Zirra combines AI, human experts to give startup investors a crystal ball

Tel Aviv-based startup analyzes its peers in the tech world to provide help in predicting companies’ success or failure, raises $1.6m

The Zirra Team (Courtesy Yuval Chen)
The Zirra Team (Courtesy Yuval Chen)

Startups succeed or fail based on a variety of factors, many of them complex, and their ultimate fate is notoriously difficult to foresee. But a new Israeli startup has come up with a way to give investors insights that will up their chances of finding a winner.

Tel Aviv-based Zirra has developed artificial intelligence and machine learning technology that analyzes relevant variables for startups and private tech companies, for example: how much the companies are valued at; who their competitors are; what their estimated time to exit could be — as IPO or sale; and other risk and success factors, as well as rating the team, product, momentum, and execution.

“We created an engine that, thanks to algorithms, is able in an automatic way and in less than a minute to give a deep insight of the analyzed company,” Zirra CEO Moshit Yaffe said in a phone interview.

The company said Monday it had raised $1.6 million in a funding round led by a group of former Microsoft executives such as Moshe Lichtman, a former VP at Microsoft and now a general partner at IGP, a private investment equity firm, and Soma Somasegar, formerly the corporate VP of the Developer Division at Microsoft Corporation and now a partner at venture capital firm Madrona Venture Group.
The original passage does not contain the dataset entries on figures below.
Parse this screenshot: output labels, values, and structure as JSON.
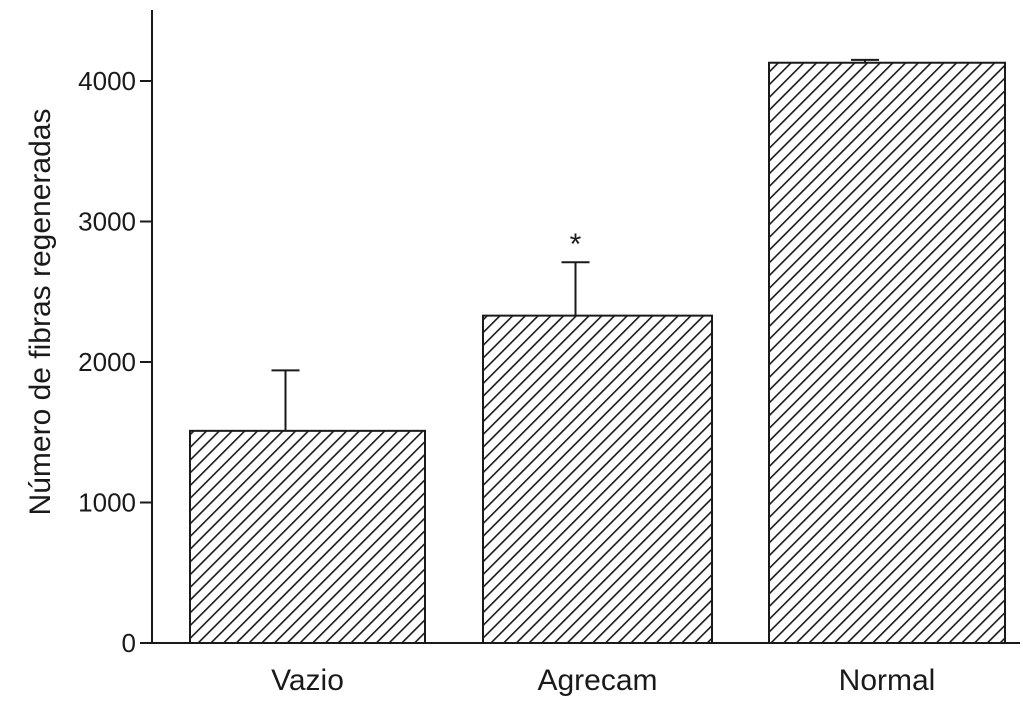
{
  "chart_data": {
    "type": "bar",
    "title": "",
    "xlabel": "",
    "ylabel": "Número de fibras regeneradas",
    "categories": [
      "Vazio",
      "Agrecam",
      "Normal"
    ],
    "values": [
      1510,
      2330,
      4130
    ],
    "error_upper": [
      1940,
      2710,
      4150
    ],
    "annotations": [
      "",
      "*",
      ""
    ],
    "ylim": [
      0,
      4400
    ],
    "yticks": [
      0,
      1000,
      2000,
      3000,
      4000
    ],
    "ytick_labels": [
      "0",
      "1000",
      "2000",
      "3000",
      "4000"
    ],
    "fill_pattern": "diagonal-hatch",
    "colors": {
      "bar_stroke": "#1a1a1a",
      "hatch": "#1a1a1a",
      "background": "#ffffff"
    },
    "grid": false,
    "legend": "none"
  }
}
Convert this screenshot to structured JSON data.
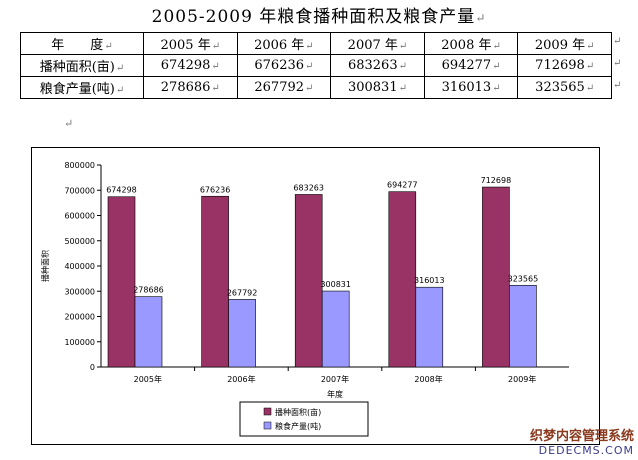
{
  "document": {
    "title": "2005-2009 年粮食播种面积及粮食产量",
    "paragraph_mark": "↵",
    "table": {
      "header_label": "年　　度",
      "years": [
        "2005 年",
        "2006 年",
        "2007 年",
        "2008 年",
        "2009 年"
      ],
      "rows": [
        {
          "label": "播种面积(亩)",
          "values": [
            "674298",
            "676236",
            "683263",
            "694277",
            "712698"
          ]
        },
        {
          "label": "粮食产量(吨)",
          "values": [
            "278686",
            "267792",
            "300831",
            "316013",
            "323565"
          ]
        }
      ]
    }
  },
  "chart_data": {
    "type": "bar",
    "categories": [
      "2005年",
      "2006年",
      "2007年",
      "2008年",
      "2009年"
    ],
    "series": [
      {
        "name": "播种面积(亩)",
        "values": [
          674298,
          676236,
          683263,
          694277,
          712698
        ],
        "color": "#993366"
      },
      {
        "name": "粮食产量(吨)",
        "values": [
          278686,
          267792,
          300831,
          316013,
          323565
        ],
        "color": "#9999ff"
      }
    ],
    "data_labels": [
      [
        "674298",
        "676236",
        "683263",
        "694277",
        "712698"
      ],
      [
        "278686",
        "267792",
        "300831",
        "316013",
        "323565"
      ]
    ],
    "xlabel": "年度",
    "ylabel": "播种面积",
    "ylim": [
      0,
      800000
    ],
    "yticks": [
      0,
      100000,
      200000,
      300000,
      400000,
      500000,
      600000,
      700000,
      800000
    ],
    "ytick_labels": [
      "0",
      "100000",
      "200000",
      "300000",
      "400000",
      "500000",
      "600000",
      "700000",
      "800000"
    ],
    "grid": false,
    "legend_position": "bottom"
  },
  "watermark": {
    "line1": "织梦内容管理系统",
    "line2": "DEDECMS.COM"
  }
}
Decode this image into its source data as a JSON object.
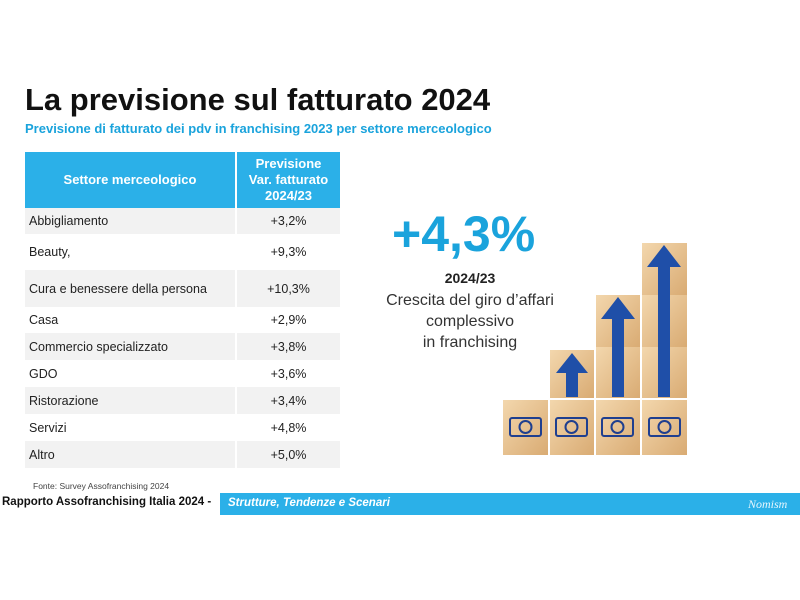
{
  "header": {
    "title": "La previsione sul fatturato 2024",
    "subtitle": "Previsione di fatturato dei pdv in franchising 2023 per settore merceologico"
  },
  "table": {
    "columns": [
      "Settore merceologico",
      [
        "Previsione",
        "Var. fatturato",
        "2024/23"
      ]
    ],
    "rows": [
      [
        "Abbigliamento",
        "+3,2%"
      ],
      [
        "Beauty,",
        "+9,3%"
      ],
      [
        "Cura e benessere della persona",
        "+10,3%"
      ],
      [
        "Casa",
        "+2,9%"
      ],
      [
        "Commercio specializzato",
        "+3,8%"
      ],
      [
        "GDO",
        "+3,6%"
      ],
      [
        "Ristorazione",
        "+3,4%"
      ],
      [
        "Servizi",
        "+4,8%"
      ],
      [
        "Altro",
        "+5,0%"
      ]
    ]
  },
  "highlight": {
    "value": "+4,3%",
    "period": "2024/23",
    "lines": [
      "Crescita del giro d’affari",
      "complessivo",
      "in franchising"
    ]
  },
  "source": "Fonte:  Survey Assofranchising 2024",
  "footer": {
    "left": "Rapporto Assofranchising Italia 2024 -",
    "tagline": "Strutture, Tendenze e Scenari",
    "logo": "Nomism"
  }
}
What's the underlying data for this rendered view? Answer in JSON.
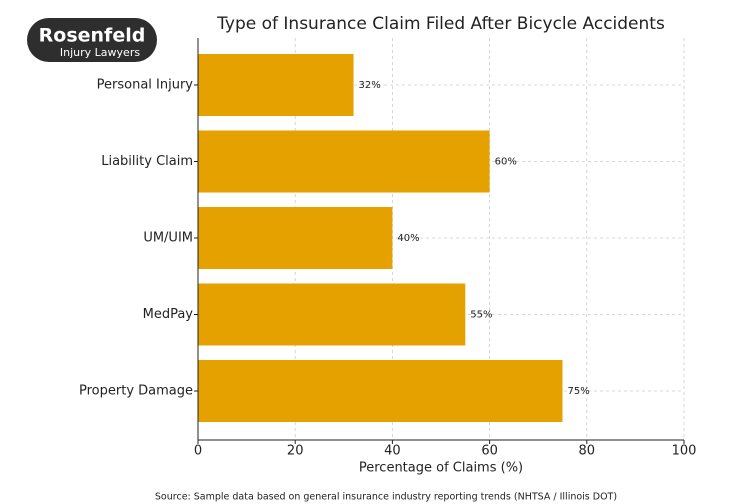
{
  "logo": {
    "name": "Rosenfeld",
    "tagline": "Injury Lawyers"
  },
  "chart_data": {
    "type": "bar",
    "orientation": "horizontal",
    "title": "Type of Insurance Claim Filed After Bicycle Accidents",
    "categories": [
      "Personal Injury",
      "Liability Claim",
      "UM/UIM",
      "MedPay",
      "Property Damage"
    ],
    "values": [
      32,
      60,
      40,
      55,
      75
    ],
    "value_labels": [
      "32%",
      "60%",
      "40%",
      "55%",
      "75%"
    ],
    "color": "#e5a100",
    "xlabel": "Percentage of Claims (%)",
    "xlim": [
      0,
      100
    ],
    "xticks": [
      0,
      20,
      40,
      60,
      80,
      100
    ],
    "grid": true
  },
  "source": "Source: Sample data based on general insurance industry reporting trends (NHTSA / Illinois DOT)"
}
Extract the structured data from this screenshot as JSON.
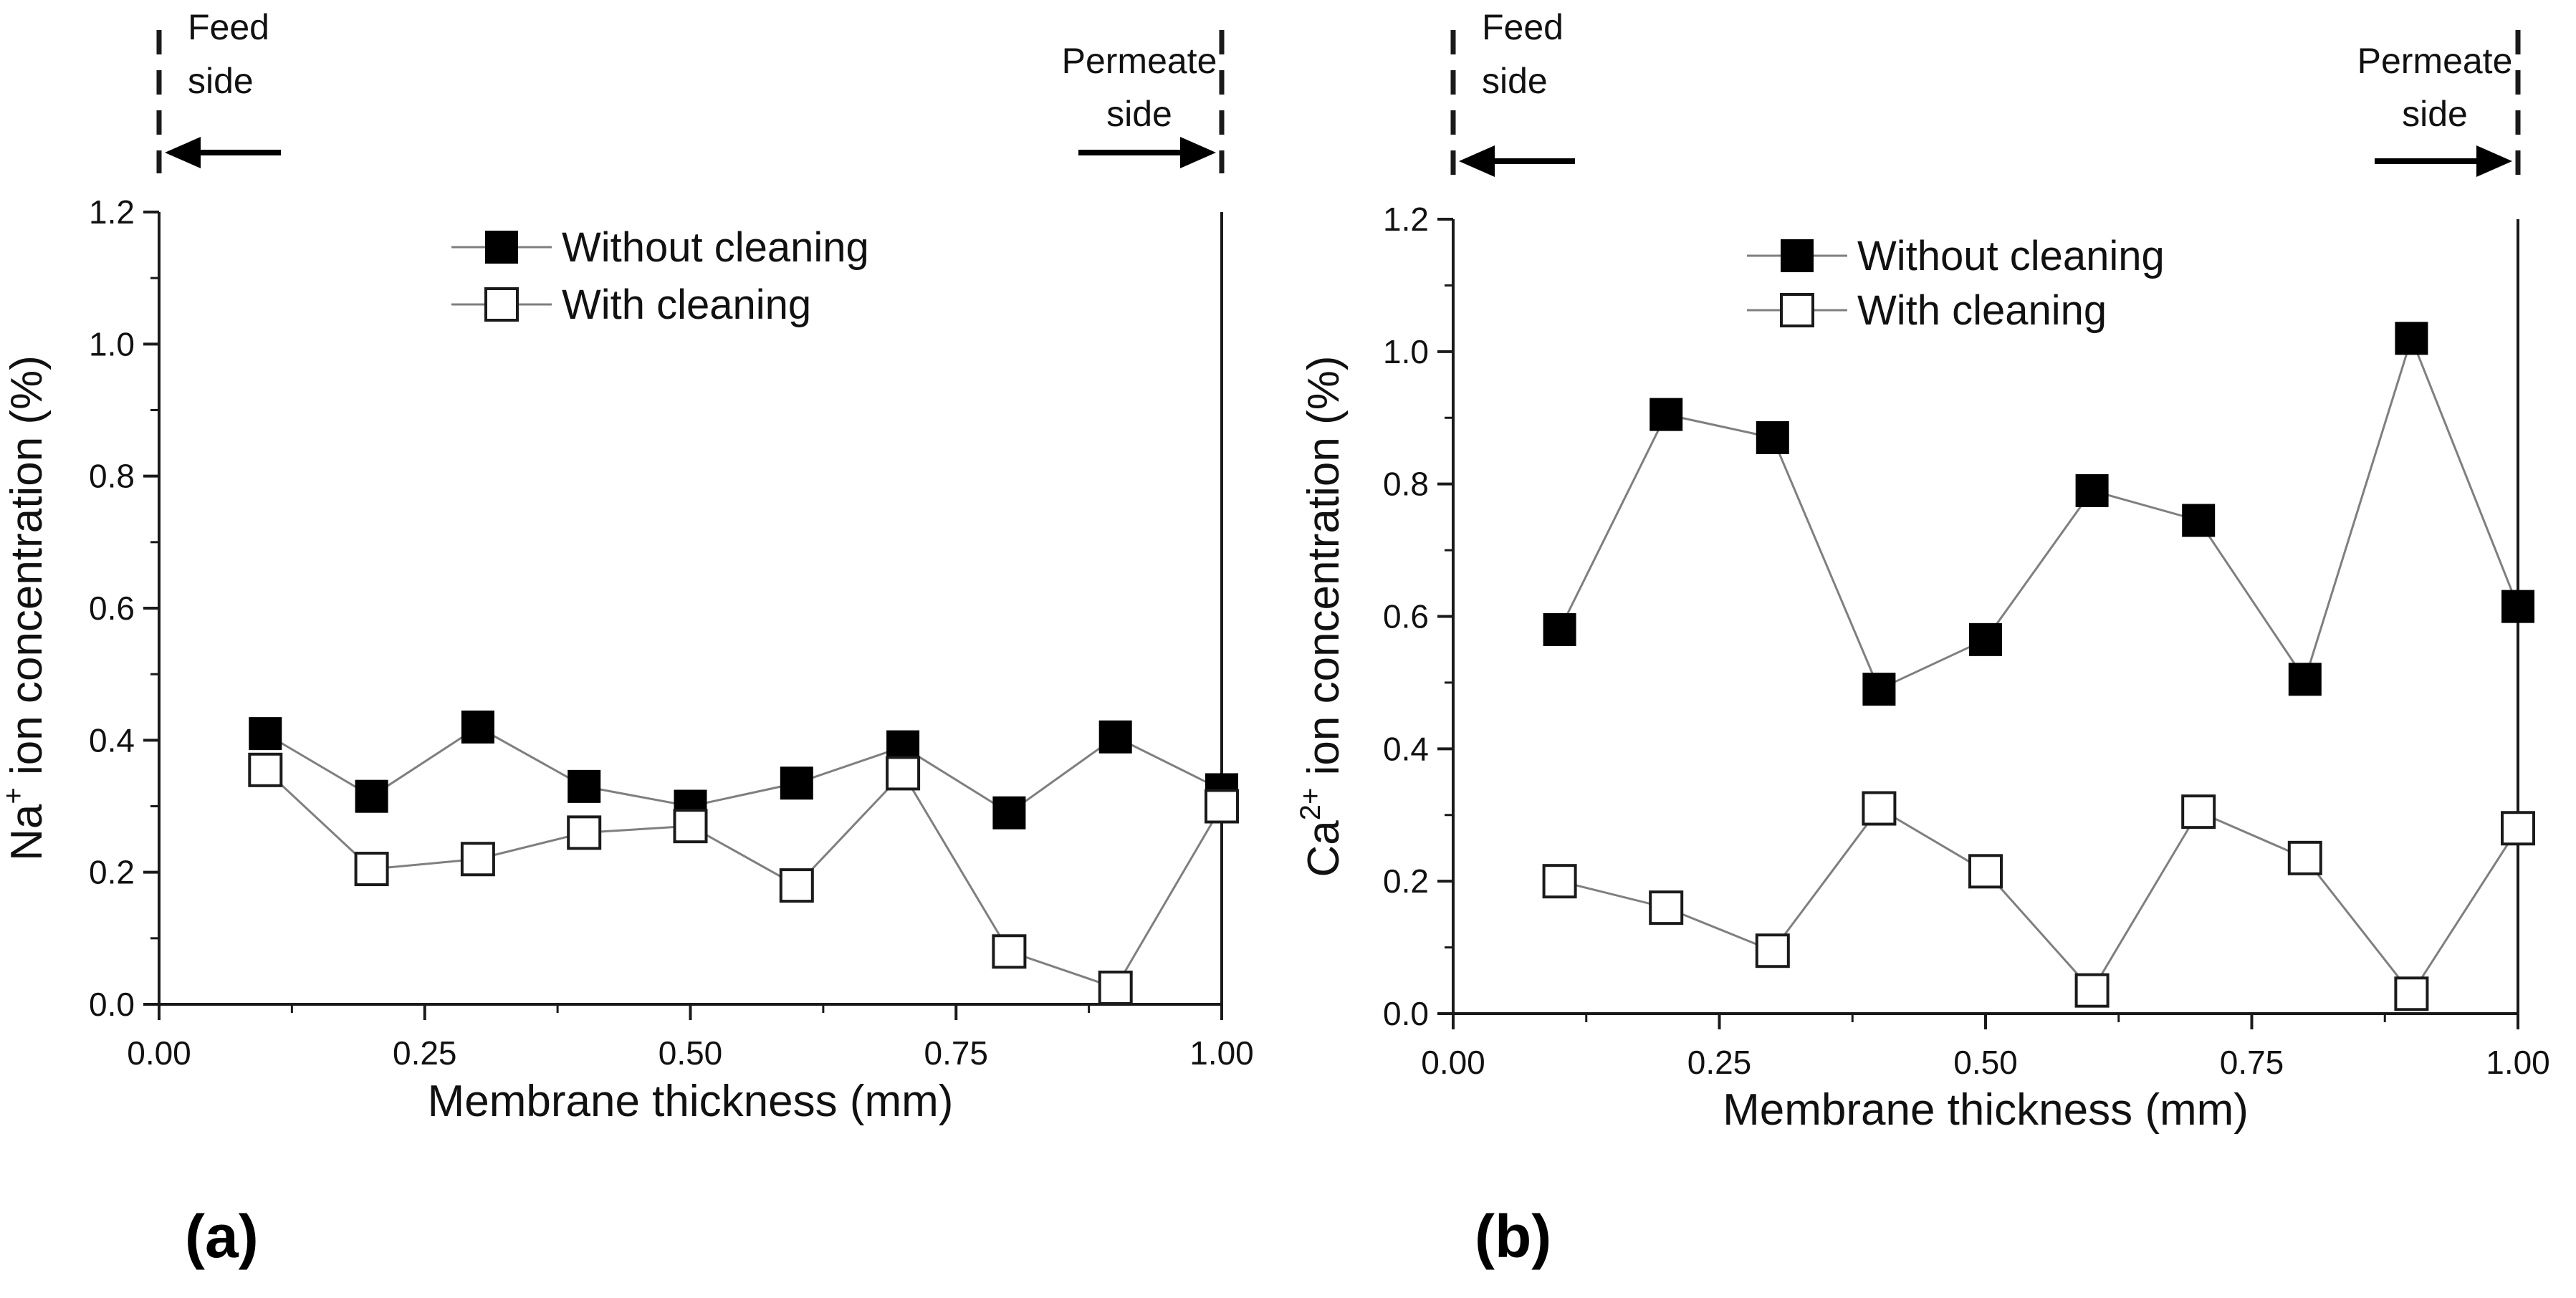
{
  "colors": {
    "axis": "#1a1a1a",
    "line": "#7f7f7f",
    "filled_marker": "#000000",
    "open_marker_fill": "#ffffff",
    "open_marker_stroke": "#1a1a1a"
  },
  "chart_data": [
    {
      "type": "line",
      "panel_label": "(a)",
      "xlabel": "Membrane thickness (mm)",
      "ylabel_prefix": "Na",
      "ylabel_sup": "+",
      "ylabel_suffix": " ion concentration (%)",
      "xlim": [
        0,
        1
      ],
      "ylim": [
        0,
        1.2
      ],
      "xticks": [
        0,
        0.25,
        0.5,
        0.75,
        1.0
      ],
      "xtick_labels": [
        "0.00",
        "0.25",
        "0.50",
        "0.75",
        "1.00"
      ],
      "yticks": [
        0,
        0.2,
        0.4,
        0.6,
        0.8,
        1.0,
        1.2
      ],
      "ytick_labels": [
        "0.0",
        "0.2",
        "0.4",
        "0.6",
        "0.8",
        "1.0",
        "1.2"
      ],
      "feed_label": [
        "Feed",
        "side"
      ],
      "permeate_label": [
        "Permeate",
        "side"
      ],
      "legend_position": "top-center",
      "x": [
        0.1,
        0.2,
        0.3,
        0.4,
        0.5,
        0.6,
        0.7,
        0.8,
        0.9,
        1.0
      ],
      "series": [
        {
          "name": "Without cleaning",
          "marker": "filled-square",
          "values": [
            0.41,
            0.315,
            0.42,
            0.33,
            0.3,
            0.335,
            0.39,
            0.29,
            0.405,
            0.325
          ]
        },
        {
          "name": "With cleaning",
          "marker": "open-square",
          "values": [
            0.355,
            0.205,
            0.22,
            0.26,
            0.27,
            0.18,
            0.35,
            0.08,
            0.025,
            0.3
          ]
        }
      ]
    },
    {
      "type": "line",
      "panel_label": "(b)",
      "xlabel": "Membrane thickness (mm)",
      "ylabel_prefix": "Ca",
      "ylabel_sup": "2+",
      "ylabel_suffix": " ion concentration (%)",
      "xlim": [
        0,
        1
      ],
      "ylim": [
        0,
        1.2
      ],
      "xticks": [
        0,
        0.25,
        0.5,
        0.75,
        1.0
      ],
      "xtick_labels": [
        "0.00",
        "0.25",
        "0.50",
        "0.75",
        "1.00"
      ],
      "yticks": [
        0,
        0.2,
        0.4,
        0.6,
        0.8,
        1.0,
        1.2
      ],
      "ytick_labels": [
        "0.0",
        "0.2",
        "0.4",
        "0.6",
        "0.8",
        "1.0",
        "1.2"
      ],
      "feed_label": [
        "Feed",
        "side"
      ],
      "permeate_label": [
        "Permeate",
        "side"
      ],
      "legend_position": "top-center",
      "x": [
        0.1,
        0.2,
        0.3,
        0.4,
        0.5,
        0.6,
        0.7,
        0.8,
        0.9,
        1.0
      ],
      "series": [
        {
          "name": "Without cleaning",
          "marker": "filled-square",
          "values": [
            0.58,
            0.905,
            0.87,
            0.49,
            0.565,
            0.79,
            0.745,
            0.505,
            1.02,
            0.615
          ]
        },
        {
          "name": "With cleaning",
          "marker": "open-square",
          "values": [
            0.2,
            0.16,
            0.095,
            0.31,
            0.215,
            0.035,
            0.305,
            0.235,
            0.03,
            0.28
          ]
        }
      ]
    }
  ]
}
The funding brings Zirra’s valuation to $6 million, Zirra said in a statement.

Zirra flow chart (Courtesy)
Zirra flow chart (Courtesy)

Zirra’s first engine was created analyzing 1,200 companies from around and their histories to understand how they became successful and why — or how and why they failed. The engine doesn’t access the companies’ private data, but analyzes only public domain data, like the number of employees, the number of founders, the number of competitors and the fundraising velocity.

“Other companies provide the same service, but they only collect a lot of data. Instead, we give our clients a complete insight,” said Yaffe.

“We also provide experts able to analyze the data we collect through the engine. At Zirra we offer a combination between supporting technology and analysts because machines can’t do the entire job alone. Same thing with humans,” said Yaffe.

Zirra was founded in 2014 by Aner Ravon and Yaffe. Today the engine has data collected from more than 100,000 companies, and uses public sources like articles or blogs, media momentum and gaps between financial rounds to help its analysis.

The AI technology is then matched with insights taken from a network of experts, who also provide Zirra with inside information about the market. The network consists of experts in multiple areas of the tech market, such as enterprise software, cybersecurity, Big Data, cloud, robotics, automotive, ad tech, social networks, and biomed. In exchange for their input, Zirra contributes money to a charity of their choice.

The engine can analyze huge companies like Snapchat or Uber, but it is not yet able to establish the success or failure of a startup or brand-new business that doesn’t have any analyzable information.

The company has “several dozens” of institutional clients in Israel and the US, it said.

“We dream of becoming the world leader in our sector, but we don’t want to replace analysts with our engine. We just want to make lives easier,” said Yaffe.